Our team spent a lot of time working, both on Jarvis 2.0 and on our individual projects, research, classes, and internships. We wanted to use this SummerHacks to learn and work on a fun project we’d be proud of. In these last few months, we’ve gotten better at balancing our work, and incorporating fun into the process. While we learned a lot of important coding skills, and improved many more, the soft skills we developed were just as important. As a team, we’ve gotten stronger at communicating our needs and our processes, and sustaining team morale. I’m really proud at how we continued to power through such an extended project.

What's next for Jarvis 2.0?

The broad goal for Jarvis 2.0 is to provide a highly accessible daily aid. First, gesture tracking is an extremely powerful tool, and it would be amazing to be able to incorporate sign language to allow for even greater accessibility in interaction. It would challenge the way we interact with technology in our spaces, using language and movement in place of touch. We would like to consolidate the gesture tracking model and the LeapMotion into a small, portable device separate from the user’s local machine so that the quality of gesture prediction is not dependent on the user’s computational power. Implementing NLP would also further this goal for a number of reasons. It would allow for a truly hands free experience, not only increasing accessibility but also ease of use. Furthermore, integrating an audio visualizer along with NLP would create another dimension for visualizing this function and bringing more life to Jarvis 2.0.

We would also like to expand the number of Jarvis 2.0’s widgets and add extra functionality to the widgets. For example, we could take advantage of the Spotify API’s more advanced features to allow our client to search for songs with a specific beat, feel, or timbre.
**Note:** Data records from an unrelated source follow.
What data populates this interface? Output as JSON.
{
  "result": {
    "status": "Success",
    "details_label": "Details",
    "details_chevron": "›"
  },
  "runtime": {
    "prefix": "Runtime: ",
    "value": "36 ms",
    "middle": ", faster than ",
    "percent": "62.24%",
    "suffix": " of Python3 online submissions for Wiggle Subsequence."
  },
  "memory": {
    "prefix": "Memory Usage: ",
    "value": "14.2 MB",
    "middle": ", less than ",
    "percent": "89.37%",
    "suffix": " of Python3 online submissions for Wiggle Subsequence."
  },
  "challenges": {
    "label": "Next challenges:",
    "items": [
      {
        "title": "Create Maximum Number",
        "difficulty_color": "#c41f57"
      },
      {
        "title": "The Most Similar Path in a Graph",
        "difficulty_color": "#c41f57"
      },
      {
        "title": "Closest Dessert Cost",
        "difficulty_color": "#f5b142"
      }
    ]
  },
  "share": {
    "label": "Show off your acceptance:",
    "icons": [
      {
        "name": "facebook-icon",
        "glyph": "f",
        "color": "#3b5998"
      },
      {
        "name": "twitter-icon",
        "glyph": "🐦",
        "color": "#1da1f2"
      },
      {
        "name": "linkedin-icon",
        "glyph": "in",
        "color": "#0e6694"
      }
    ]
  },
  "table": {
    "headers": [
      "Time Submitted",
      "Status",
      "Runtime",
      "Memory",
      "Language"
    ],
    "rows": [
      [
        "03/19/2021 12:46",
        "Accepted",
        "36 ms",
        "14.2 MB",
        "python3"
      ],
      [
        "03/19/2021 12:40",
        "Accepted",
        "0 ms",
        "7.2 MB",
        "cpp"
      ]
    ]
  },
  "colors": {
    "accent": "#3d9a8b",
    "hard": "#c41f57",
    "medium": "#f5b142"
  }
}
For the Coronavirus widget, we plan on adding geographical information about the nearest testing centers and (in the future) vaccination facilities. We especially want to incorporate educational tools such as a digital whiteboard and slide presentation widget. With Jarvis 2.0’s hand tracking capabilities, educators would have the freedom to move around the classroom and engage on a more personal and dynamic level with students rather than remain confined to a single and generally distant location.